A free internet, as in the internet is like a public square, that isn't what society wants. Ultimately that is the issue, and you can't fault the public either. The public expects change, things to improve, and policy makers need tools with which they can enforce their policies. Telling both parties "um..no, i like my freedoms" won't stop the this train.
Let's take the example of mullvad here, and being able to purchase a VPN with bitcoin/cash (been there, am a customer) and access any site. It is entirely reasonable for governments to not want that. but the real enemy is the acceptance of this false dicthotomy of extremes. one of the things the internet has allowed us to have is to be able to prove entitlements without disclosing our identity. It is possible to prove that meet whatever legal requirements by having a government notarize a certificate of identity which you can present to sites and software as proof, while removing the government's own knowledge of what sites or software you're using, and removing your identity from the sites that are verifying your entitlements.
You're allowed to be in public without having to prove your identity (well.. that used to be the case in the US at least, now if you look like an immigrant, no longer the case). But to sell things, or buy restricted items, you have to show your identity, even in public. Certain businesses are required to verify your identity before engaging in commerce. Even worse, once you're in public everyone can record everything you do an identify you. Facial recognition, license place tracking, etc.. are all very real parts of the physical world today.
Lots of reform is needed, but we're getting the worst end of it because people gravitate to extremes out of laziness. if accessing social media, sensitive sites and commerce could be done in a privacy preserving way, there is no need for (or you can make a strong argument against) silly things like installing ubuntu requiring your ID, or needing to verify visitors IDs to your personal blog.

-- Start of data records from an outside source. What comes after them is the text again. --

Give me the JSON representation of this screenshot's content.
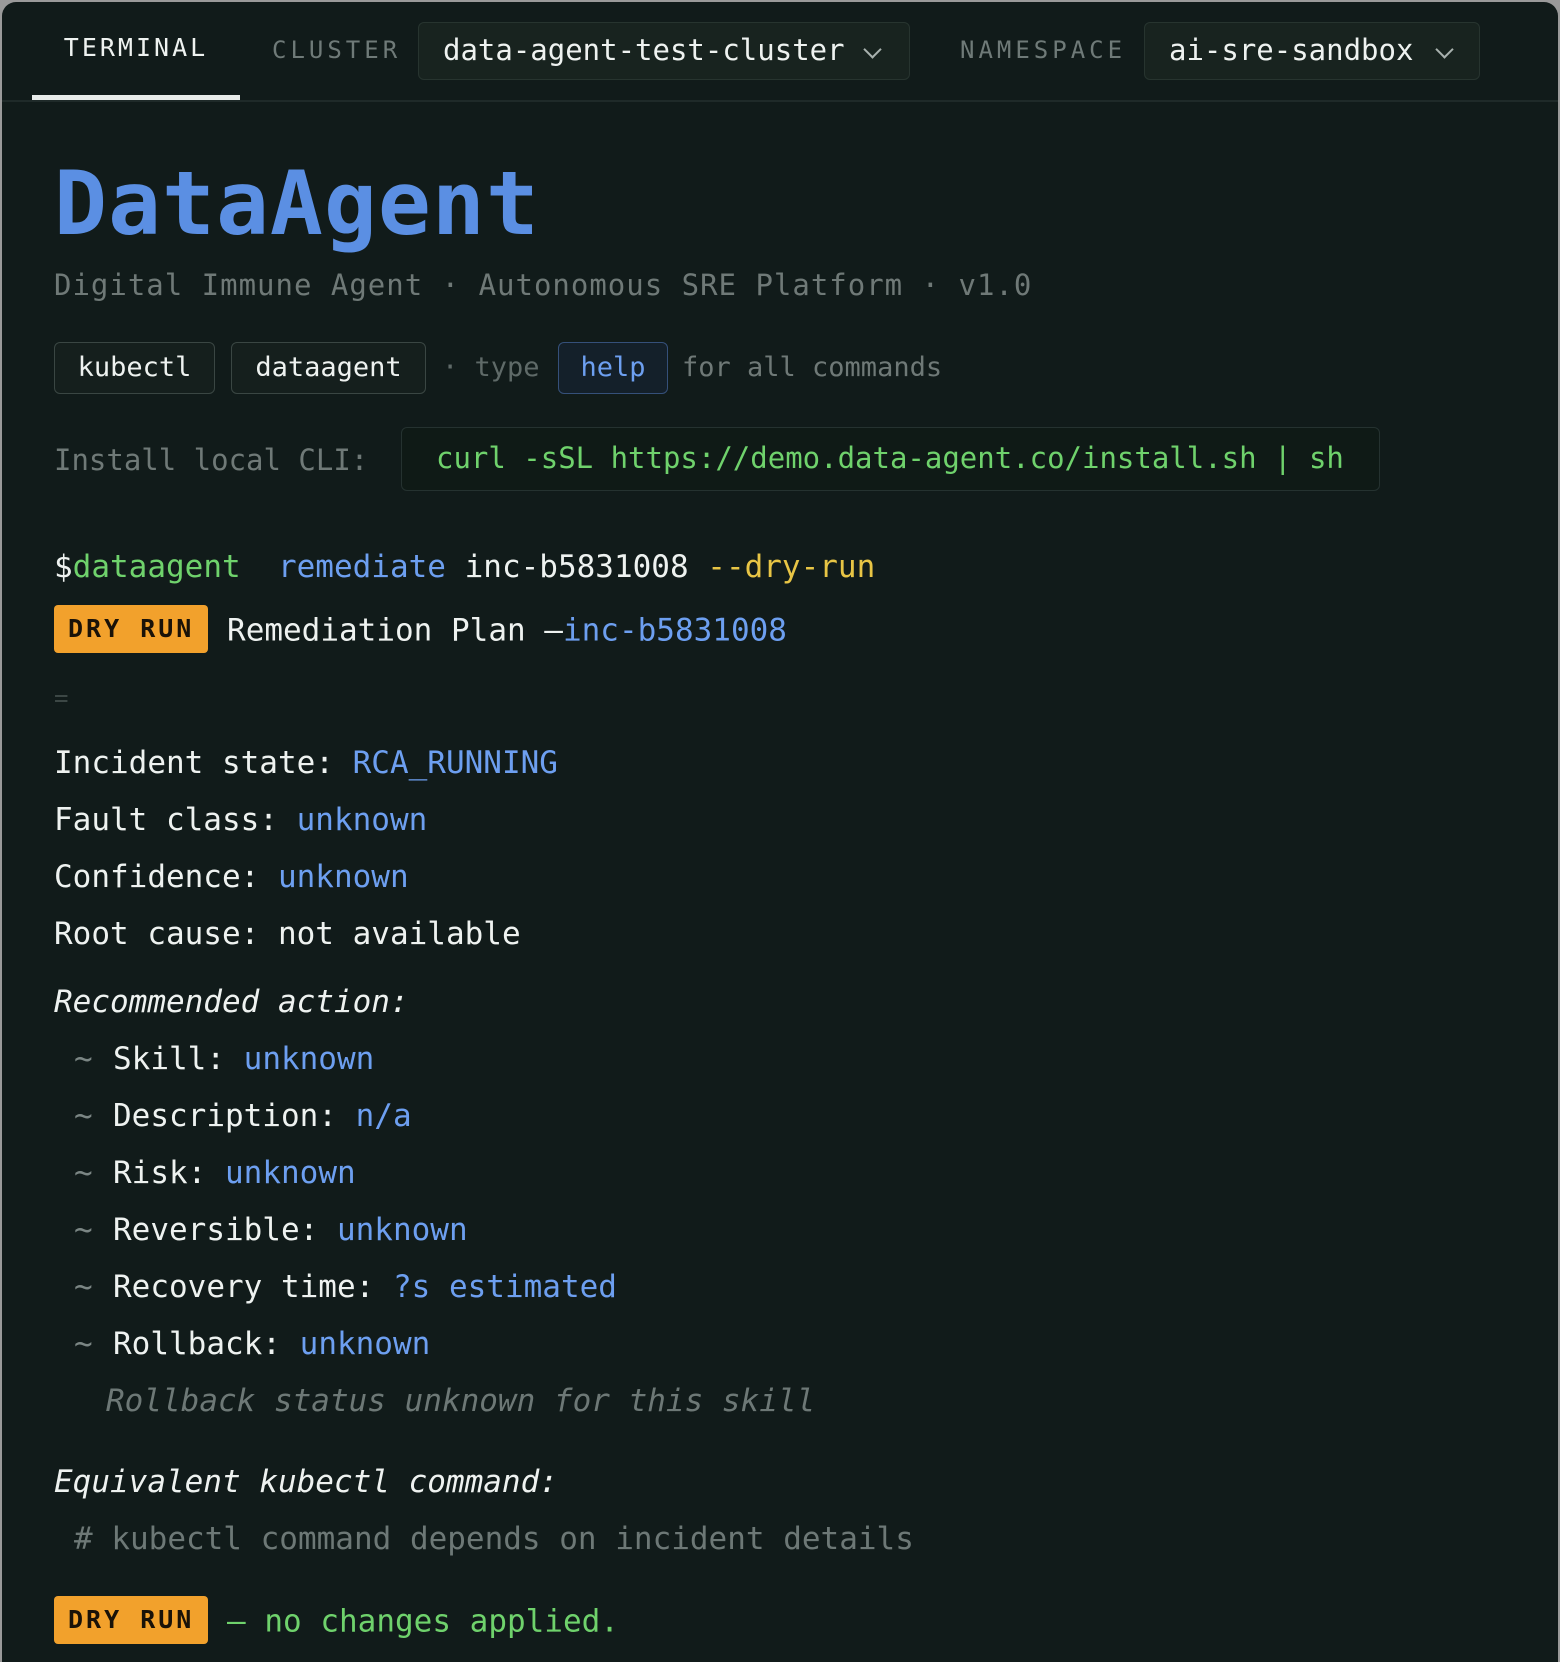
{
  "topbar": {
    "tab_terminal": "TERMINAL",
    "cluster_label": "CLUSTER",
    "cluster_value": "data-agent-test-cluster",
    "namespace_label": "NAMESPACE",
    "namespace_value": "ai-sre-sandbox"
  },
  "header": {
    "title": "DataAgent",
    "subtitle": "Digital Immune Agent · Autonomous SRE Platform · v1.0",
    "chips": [
      "kubectl",
      "dataagent"
    ],
    "hint_separator": "· type",
    "help_chip": "help",
    "hint_suffix": "for all commands",
    "install_label": "Install local CLI:",
    "install_command": "curl -sSL https://demo.data-agent.co/install.sh | sh"
  },
  "command": {
    "prompt": "$",
    "binary": "dataagent",
    "subcommand": "remediate",
    "incident_arg": "inc-b5831008",
    "flag": "--dry-run"
  },
  "output": {
    "badge": "DRY RUN",
    "plan_title": "Remediation Plan —",
    "plan_incident": "inc-b5831008",
    "divider": "=",
    "incident_state_label": "Incident state:",
    "incident_state_value": "RCA_RUNNING",
    "fault_class_label": "Fault class:",
    "fault_class_value": "unknown",
    "confidence_label": "Confidence:",
    "confidence_value": "unknown",
    "root_cause_label": "Root cause:",
    "root_cause_value": "not available",
    "recommended_heading": "Recommended action:",
    "tilde": "~",
    "skill_label": "Skill:",
    "skill_value": "unknown",
    "description_label": "Description:",
    "description_value": "n/a",
    "risk_label": "Risk:",
    "risk_value": "unknown",
    "reversible_label": "Reversible:",
    "reversible_value": "unknown",
    "recovery_label": "Recovery time:",
    "recovery_value": "?s estimated",
    "rollback_label": "Rollback:",
    "rollback_value": "unknown",
    "rollback_note": "Rollback status unknown for this skill",
    "kubectl_heading": "Equivalent kubectl command:",
    "kubectl_comment": "# kubectl command depends on incident details",
    "footer_badge": "DRY RUN",
    "footer_text": "— no changes applied."
  },
  "colors": {
    "background": "#111b1a",
    "accent_blue": "#5b8fe3",
    "value_blue": "#6d9ff0",
    "success_green": "#6fd26c",
    "flag_yellow": "#e8c545",
    "badge_orange": "#f2a12c"
  },
  "icons": {
    "dropdown": "chevron-down-icon"
  }
}
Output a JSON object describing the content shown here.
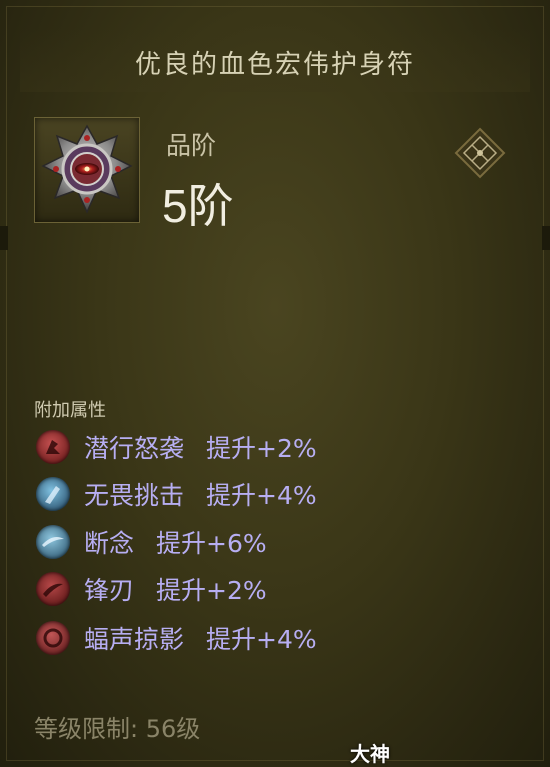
{
  "item": {
    "title": "优良的血色宏伟护身符",
    "grade_label": "品阶",
    "grade_value": "5阶",
    "icon": "amulet-icon",
    "compare_icon": "compare-diamond-icon"
  },
  "attributes": {
    "section_label": "附加属性",
    "rows": [
      {
        "name": "潜行怒袭",
        "value": "提升+2%",
        "icon": "red-skill-icon",
        "color": "#8c2323"
      },
      {
        "name": "无畏挑击",
        "value": "提升+4%",
        "icon": "blue-skill-icon",
        "color": "#2f6f95"
      },
      {
        "name": "断念",
        "value": "提升+6%",
        "icon": "blue-skill-icon",
        "color": "#4d86a8"
      },
      {
        "name": "锋刃",
        "value": "提升+2%",
        "icon": "red-skill-icon",
        "color": "#8a2727"
      },
      {
        "name": "蝠声掠影",
        "value": "提升+4%",
        "icon": "red-skill-icon",
        "color": "#93302e"
      }
    ]
  },
  "footer": {
    "level_requirement": "等级限制: 56级"
  },
  "watermark": "大神"
}
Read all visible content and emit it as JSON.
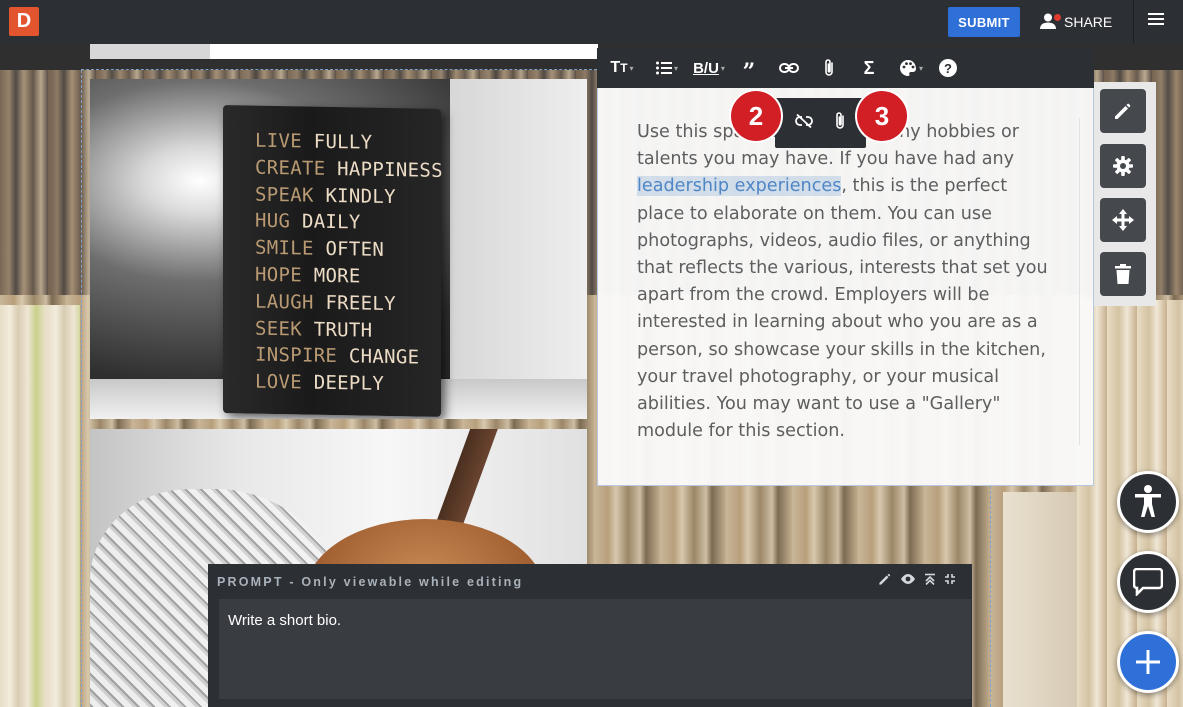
{
  "app": {
    "logo_letter": "D",
    "submit_label": "SUBMIT",
    "share_label": "SHARE",
    "colors": {
      "topbar": "#2c2f33",
      "submit": "#2e6fd8",
      "logo": "#e3552e",
      "badge": "#d21f26",
      "add_button": "#2e6fd8"
    }
  },
  "photo_sign": {
    "lines": [
      {
        "a": "LIVE",
        "b": "FULLY"
      },
      {
        "a": "CREATE",
        "b": "HAPPINESS"
      },
      {
        "a": "SPEAK",
        "b": "KINDLY"
      },
      {
        "a": "HUG",
        "b": "DAILY"
      },
      {
        "a": "SMILE",
        "b": "OFTEN"
      },
      {
        "a": "HOPE",
        "b": "MORE"
      },
      {
        "a": "LAUGH",
        "b": "FREELY"
      },
      {
        "a": "SEEK",
        "b": "TRUTH"
      },
      {
        "a": "INSPIRE",
        "b": "CHANGE"
      },
      {
        "a": "LOVE",
        "b": "DEEPLY"
      }
    ]
  },
  "editor": {
    "toolbar": [
      "text-size-icon",
      "list-icon",
      "bold-underline-icon",
      "quote-icon",
      "link-icon",
      "attachment-icon",
      "sigma-icon",
      "palette-icon",
      "help-icon"
    ],
    "bold_underline_label": "B/U",
    "text_before": "Use this space to talk about any hobbies or talents you may have. If you have had any ",
    "text_link": "leadership experiences",
    "text_after": ", this is the perfect place to elaborate on them. You can use photographs, videos, audio files, or anything that reflects the various, interests that set you apart from the crowd. Employers will be interested in learning about who you are as a person, so showcase your skills in the kitchen, your travel photography, or your musical abilities. You may want to use a \"Gallery\" module for this section.",
    "mini_toolbar": [
      "unlink-icon",
      "attachment-icon"
    ],
    "badges": [
      "2",
      "3"
    ]
  },
  "side_tools": [
    "pencil-icon",
    "gear-icon",
    "move-icon",
    "trash-icon"
  ],
  "fabs": [
    "accessibility-icon",
    "chat-icon",
    "plus-icon"
  ],
  "prompt": {
    "header": "PROMPT - Only viewable while editing",
    "icons": [
      "pencil-icon",
      "eye-icon",
      "collapse-icon",
      "drag-icon"
    ],
    "text": "Write a short bio."
  }
}
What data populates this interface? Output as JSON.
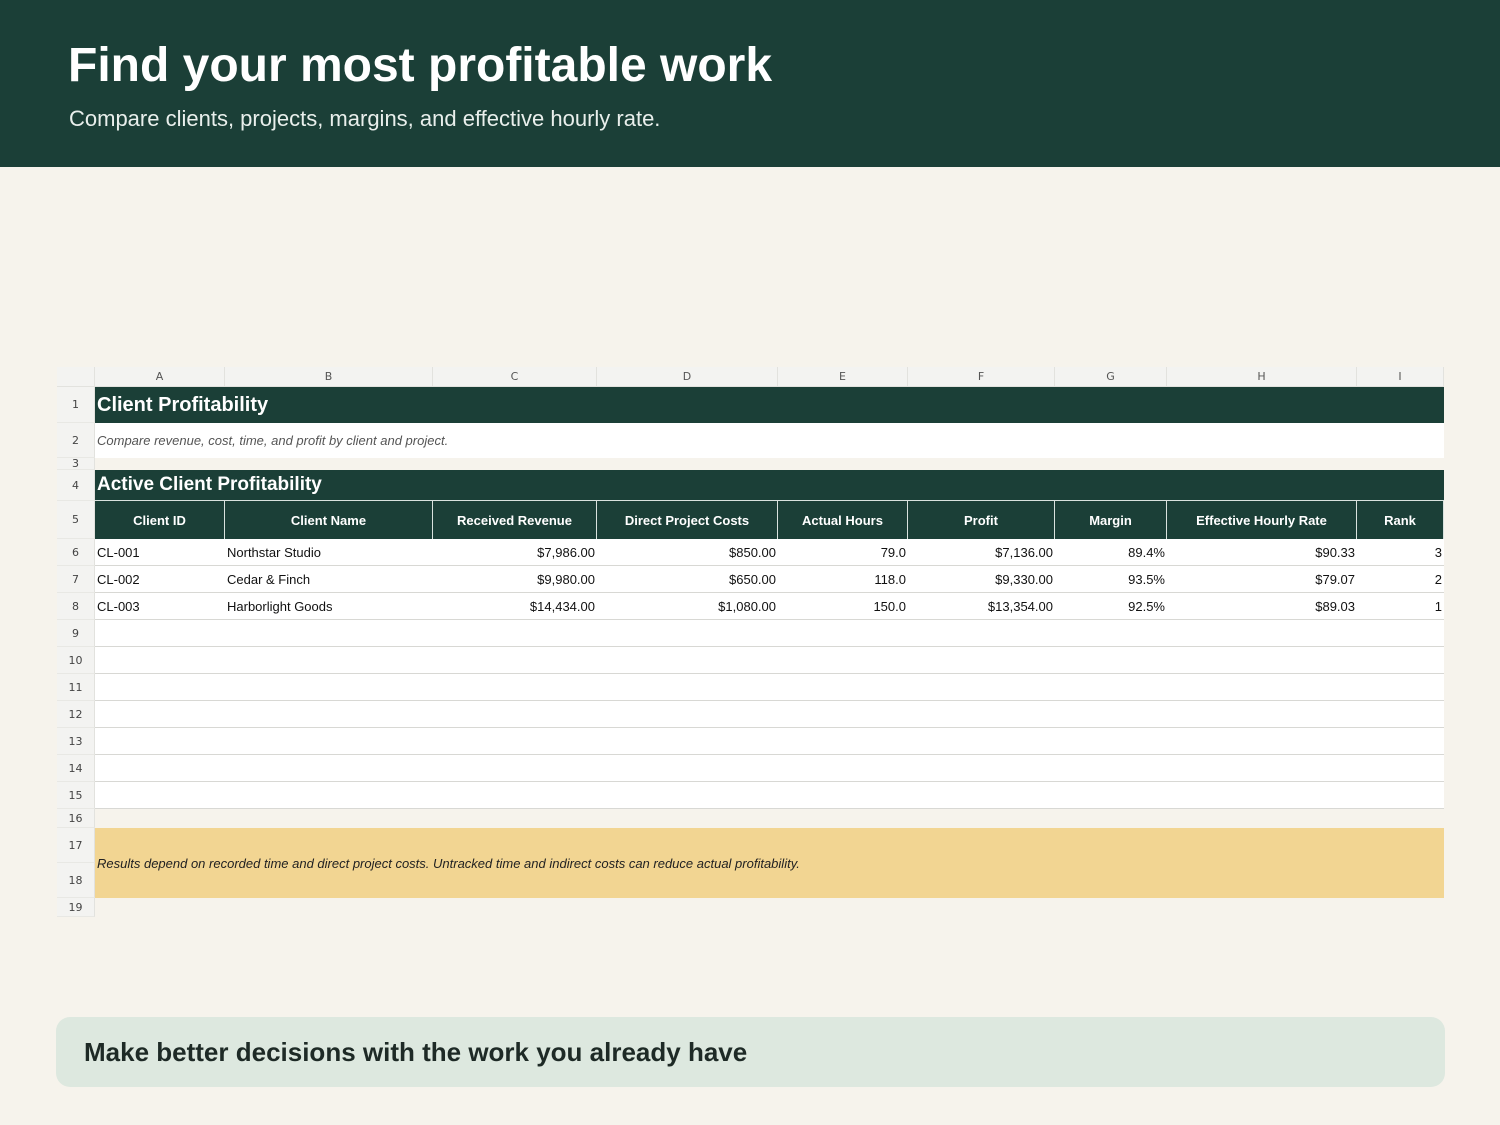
{
  "hero": {
    "title": "Find your most profitable work",
    "subtitle": "Compare clients, projects, margins, and effective hourly rate."
  },
  "sheet": {
    "columns": [
      "A",
      "B",
      "C",
      "D",
      "E",
      "F",
      "G",
      "H",
      "I"
    ],
    "row_numbers": [
      "1",
      "2",
      "3",
      "4",
      "5",
      "6",
      "7",
      "8",
      "9",
      "10",
      "11",
      "12",
      "13",
      "14",
      "15",
      "16",
      "17",
      "18",
      "19"
    ],
    "title": "Client Profitability",
    "subtitle": "Compare revenue, cost, time, and profit by client and project.",
    "section_title": "Active Client Profitability",
    "headers": [
      "Client ID",
      "Client Name",
      "Received Revenue",
      "Direct Project Costs",
      "Actual Hours",
      "Profit",
      "Margin",
      "Effective Hourly Rate",
      "Rank"
    ],
    "rows": [
      [
        "CL-001",
        "Northstar Studio",
        "$7,986.00",
        "$850.00",
        "79.0",
        "$7,136.00",
        "89.4%",
        "$90.33",
        "3"
      ],
      [
        "CL-002",
        "Cedar & Finch",
        "$9,980.00",
        "$650.00",
        "118.0",
        "$9,330.00",
        "93.5%",
        "$79.07",
        "2"
      ],
      [
        "CL-003",
        "Harborlight Goods",
        "$14,434.00",
        "$1,080.00",
        "150.0",
        "$13,354.00",
        "92.5%",
        "$89.03",
        "1"
      ]
    ],
    "disclaimer": "Results depend on recorded time and direct project costs. Untracked time and indirect costs can reduce actual profitability."
  },
  "footer": {
    "cta": "Make better decisions with the work you already have"
  },
  "colors": {
    "brand_dark": "#1b3f37",
    "background": "#f6f3ec",
    "note_yellow": "#f2d592",
    "card_green": "#dde8df"
  }
}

I hate it and I hate that this is what became popular instead of what the internet was in its heyday. It's sad to see.
But what won't fail is the obligation to provide your id to 'verification providers', who are obligated to provide it to websites, all of which are obligated to hand over your identity to the authorities the moment they ask - the verification provider included.
So it's just mass surveillance, finally sold to the public through 'think of the children!'.
It doesn't really help their case to parrot Musk-level misinformation...
https://www.pragencyone.co.uk/blog/elon-musk-misinformation-...
https://www.independent.co.uk/news/uk/home-news/wales-englan...
It's not just kids it's bad for. Too many people don't have the agency or social/emotional insight to take care of themselves.
I just don't like that proponents of age verification are systematically (including in this article) dismissed as authoritarians hiding behind "just another “what about the children” excuse to introduce mass surveillance and censorship". Many people genuinely want to find a solution that is better for the children, and telling them "if you are open to age verification you are either a fascist or a moron" is not constructive.
Also I find the way ZKP is criticised a bit manipulative. It kinda implies that "fundamentally, any kind of ZKP system can be switched off remotely and without anyone realising", and that is wrong. It can be implemented in such a way that people have pretty good guarantees about it preserving their privacy, similar to end-to-end encryption. I find it hypocritical to say "E2EE can be reasonably trusted, but privacy-preserving age verification fundamentally cannot", just because tech people like the former and not the latter.
Porn has always been around (national geographic, anyone), and parents can use screen time to limit access for their children if they want.